As fuel consumption is a major operating cost in open-pit mining, identifying and quantifying controllable inefficiencies requires continuous monitoring under real production conditions. This study presents a comprehensive analysis of haul truck fuel consumption using an integrated onboard monitoring system installed on a Komatsu 785 truck at a copper mine. The system continuously measured fuel flow, payload, position and speed over 90 days and captured 1780 complete haul cycles over 150 shifts under varying operational, environmental and behavioural conditions. Specific fuel consumption (SFC) analysis revealed that road gradient was the dominant factor, with uphill waste-haul routes consuming 75-80 gr/t.km compared to 65-70 gr/t.km on crusher routes. An optimal payload range of 92-97 tonnes minimised the SFC, while both under-loading and over-loading reduced fuel efficiency. Spatial mapping identified specific high-consumption road segments that required maintenance. Driver behaviour significantly affected fuel use, with aggressive driving increasing the SFC by approximately 7-10% (75-77 gr/t.km) compared to normal driver behaviour (70-72 gr/t.km). Rainfall events increased SFC by 2-3 gr/t.km above the baseline due to elevated rolling resistance.

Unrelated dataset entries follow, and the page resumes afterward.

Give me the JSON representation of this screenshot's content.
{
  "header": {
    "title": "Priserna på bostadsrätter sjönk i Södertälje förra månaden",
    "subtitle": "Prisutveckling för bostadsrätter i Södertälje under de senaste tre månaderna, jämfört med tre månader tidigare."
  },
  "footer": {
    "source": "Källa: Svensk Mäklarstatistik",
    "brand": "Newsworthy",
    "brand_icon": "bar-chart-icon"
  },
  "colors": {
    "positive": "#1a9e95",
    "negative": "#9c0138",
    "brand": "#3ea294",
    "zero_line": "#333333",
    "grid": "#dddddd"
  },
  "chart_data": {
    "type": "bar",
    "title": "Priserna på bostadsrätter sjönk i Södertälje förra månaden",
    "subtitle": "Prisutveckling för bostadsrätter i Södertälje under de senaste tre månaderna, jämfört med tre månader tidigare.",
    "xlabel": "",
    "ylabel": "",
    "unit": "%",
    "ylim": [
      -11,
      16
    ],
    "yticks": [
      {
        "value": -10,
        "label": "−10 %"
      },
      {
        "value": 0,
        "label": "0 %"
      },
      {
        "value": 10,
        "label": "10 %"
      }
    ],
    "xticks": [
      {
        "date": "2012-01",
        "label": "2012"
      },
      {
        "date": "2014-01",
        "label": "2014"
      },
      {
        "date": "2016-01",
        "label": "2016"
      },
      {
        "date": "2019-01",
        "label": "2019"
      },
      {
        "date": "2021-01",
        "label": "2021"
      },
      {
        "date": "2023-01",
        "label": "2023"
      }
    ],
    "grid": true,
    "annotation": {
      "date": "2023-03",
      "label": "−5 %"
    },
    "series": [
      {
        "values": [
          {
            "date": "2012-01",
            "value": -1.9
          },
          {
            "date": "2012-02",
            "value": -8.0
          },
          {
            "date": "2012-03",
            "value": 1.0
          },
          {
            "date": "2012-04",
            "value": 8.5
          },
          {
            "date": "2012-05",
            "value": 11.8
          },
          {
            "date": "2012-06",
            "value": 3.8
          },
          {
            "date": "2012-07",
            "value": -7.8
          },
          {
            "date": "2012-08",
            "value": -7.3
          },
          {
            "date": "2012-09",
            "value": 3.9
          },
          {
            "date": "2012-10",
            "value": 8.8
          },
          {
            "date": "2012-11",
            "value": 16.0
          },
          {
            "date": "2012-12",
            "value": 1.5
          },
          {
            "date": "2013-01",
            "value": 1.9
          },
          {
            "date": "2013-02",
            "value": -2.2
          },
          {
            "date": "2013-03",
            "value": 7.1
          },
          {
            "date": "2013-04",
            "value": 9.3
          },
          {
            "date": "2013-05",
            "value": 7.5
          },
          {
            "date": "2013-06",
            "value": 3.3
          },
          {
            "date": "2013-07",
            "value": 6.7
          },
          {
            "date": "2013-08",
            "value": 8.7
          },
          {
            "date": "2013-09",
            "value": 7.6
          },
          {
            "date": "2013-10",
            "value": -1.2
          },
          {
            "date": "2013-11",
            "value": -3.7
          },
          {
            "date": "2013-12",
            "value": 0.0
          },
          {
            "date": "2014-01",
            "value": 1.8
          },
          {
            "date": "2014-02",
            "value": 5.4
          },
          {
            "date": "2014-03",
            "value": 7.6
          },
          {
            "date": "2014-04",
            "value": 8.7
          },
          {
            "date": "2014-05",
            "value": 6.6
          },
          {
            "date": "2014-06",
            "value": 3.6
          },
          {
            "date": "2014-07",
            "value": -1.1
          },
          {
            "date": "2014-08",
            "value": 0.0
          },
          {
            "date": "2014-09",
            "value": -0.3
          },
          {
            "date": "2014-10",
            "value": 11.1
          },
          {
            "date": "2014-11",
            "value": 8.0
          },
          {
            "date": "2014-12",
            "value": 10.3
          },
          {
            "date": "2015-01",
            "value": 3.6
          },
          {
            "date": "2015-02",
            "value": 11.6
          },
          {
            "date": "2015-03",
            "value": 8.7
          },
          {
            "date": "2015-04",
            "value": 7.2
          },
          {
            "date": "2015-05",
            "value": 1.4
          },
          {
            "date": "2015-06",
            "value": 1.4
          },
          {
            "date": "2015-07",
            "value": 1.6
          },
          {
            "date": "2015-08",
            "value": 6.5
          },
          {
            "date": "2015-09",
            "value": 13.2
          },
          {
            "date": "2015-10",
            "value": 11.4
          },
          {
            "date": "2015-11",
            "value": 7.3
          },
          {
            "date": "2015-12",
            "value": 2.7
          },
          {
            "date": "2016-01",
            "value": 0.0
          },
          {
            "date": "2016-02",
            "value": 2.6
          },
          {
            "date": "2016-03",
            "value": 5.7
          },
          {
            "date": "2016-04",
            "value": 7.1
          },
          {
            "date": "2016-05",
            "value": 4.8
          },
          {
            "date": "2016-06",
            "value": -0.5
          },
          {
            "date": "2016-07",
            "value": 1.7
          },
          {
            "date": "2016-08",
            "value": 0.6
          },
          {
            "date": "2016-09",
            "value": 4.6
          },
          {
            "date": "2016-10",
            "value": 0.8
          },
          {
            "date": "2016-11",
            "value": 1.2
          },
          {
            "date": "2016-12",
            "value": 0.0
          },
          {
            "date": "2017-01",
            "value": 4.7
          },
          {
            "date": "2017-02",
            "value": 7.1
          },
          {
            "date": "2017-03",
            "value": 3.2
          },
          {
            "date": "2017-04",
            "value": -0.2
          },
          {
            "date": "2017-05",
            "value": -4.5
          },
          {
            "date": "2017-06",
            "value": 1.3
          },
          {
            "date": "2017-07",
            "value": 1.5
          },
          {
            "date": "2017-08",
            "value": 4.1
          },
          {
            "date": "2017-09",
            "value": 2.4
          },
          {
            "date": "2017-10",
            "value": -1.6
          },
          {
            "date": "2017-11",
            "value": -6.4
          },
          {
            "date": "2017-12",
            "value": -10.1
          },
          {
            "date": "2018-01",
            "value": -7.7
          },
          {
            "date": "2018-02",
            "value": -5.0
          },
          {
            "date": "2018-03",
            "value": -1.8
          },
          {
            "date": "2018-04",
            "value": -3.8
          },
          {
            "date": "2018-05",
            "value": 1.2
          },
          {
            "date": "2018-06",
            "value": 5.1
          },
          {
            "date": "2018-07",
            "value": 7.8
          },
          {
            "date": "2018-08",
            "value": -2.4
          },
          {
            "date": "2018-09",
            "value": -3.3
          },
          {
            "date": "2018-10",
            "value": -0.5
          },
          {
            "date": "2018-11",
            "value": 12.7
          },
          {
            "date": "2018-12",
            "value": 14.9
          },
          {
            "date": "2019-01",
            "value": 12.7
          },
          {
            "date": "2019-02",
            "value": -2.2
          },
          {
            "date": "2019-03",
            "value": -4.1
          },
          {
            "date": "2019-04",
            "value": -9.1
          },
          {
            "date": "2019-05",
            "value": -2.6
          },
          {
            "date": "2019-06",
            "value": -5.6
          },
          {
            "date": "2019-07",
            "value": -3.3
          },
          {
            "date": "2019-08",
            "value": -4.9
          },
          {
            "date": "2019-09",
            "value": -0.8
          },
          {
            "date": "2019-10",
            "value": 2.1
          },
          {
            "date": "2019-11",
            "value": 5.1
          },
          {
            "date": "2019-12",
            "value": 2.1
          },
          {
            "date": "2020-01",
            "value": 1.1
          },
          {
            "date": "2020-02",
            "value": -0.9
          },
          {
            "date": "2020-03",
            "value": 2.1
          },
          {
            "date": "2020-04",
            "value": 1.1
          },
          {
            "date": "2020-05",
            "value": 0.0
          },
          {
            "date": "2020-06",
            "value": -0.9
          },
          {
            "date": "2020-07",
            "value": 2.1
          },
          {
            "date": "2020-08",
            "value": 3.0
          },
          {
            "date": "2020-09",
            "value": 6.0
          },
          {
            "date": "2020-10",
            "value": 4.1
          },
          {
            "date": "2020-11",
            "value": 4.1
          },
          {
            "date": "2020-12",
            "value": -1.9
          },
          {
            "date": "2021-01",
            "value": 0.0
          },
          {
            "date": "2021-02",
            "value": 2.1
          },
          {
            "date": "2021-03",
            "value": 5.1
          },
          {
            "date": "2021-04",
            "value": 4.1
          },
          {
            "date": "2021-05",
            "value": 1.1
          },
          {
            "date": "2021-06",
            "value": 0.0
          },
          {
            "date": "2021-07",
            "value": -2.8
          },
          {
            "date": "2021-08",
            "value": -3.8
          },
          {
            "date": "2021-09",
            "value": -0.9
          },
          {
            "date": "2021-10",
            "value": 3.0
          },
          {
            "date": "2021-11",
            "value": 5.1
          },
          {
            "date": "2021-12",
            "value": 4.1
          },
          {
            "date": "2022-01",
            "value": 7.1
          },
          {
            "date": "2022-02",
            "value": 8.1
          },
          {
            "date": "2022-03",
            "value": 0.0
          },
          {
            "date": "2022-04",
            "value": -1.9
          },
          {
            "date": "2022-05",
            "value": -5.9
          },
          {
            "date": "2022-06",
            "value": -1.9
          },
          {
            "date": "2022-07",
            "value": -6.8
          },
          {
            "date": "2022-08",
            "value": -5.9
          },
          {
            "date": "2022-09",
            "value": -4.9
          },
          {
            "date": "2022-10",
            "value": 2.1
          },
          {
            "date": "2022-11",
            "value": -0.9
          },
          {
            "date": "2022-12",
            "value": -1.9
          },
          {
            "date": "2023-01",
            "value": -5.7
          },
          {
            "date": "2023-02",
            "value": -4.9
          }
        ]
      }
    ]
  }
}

Operational delays, particularly loading queues (45% of total idle time), contributed substantially to unproductive fuel consumption. The findings demonstrated that fuel inefficiencies were largely controllable through targeted operational improvements, including payload optimisation, road maintenance, driver training and dispatch co-ordination. The spatial mapping methodology provided a practical diagnostic tool transferable to other mine sites for identifying energy-intensive haulage segments and prioritising fuel-reduction interventions.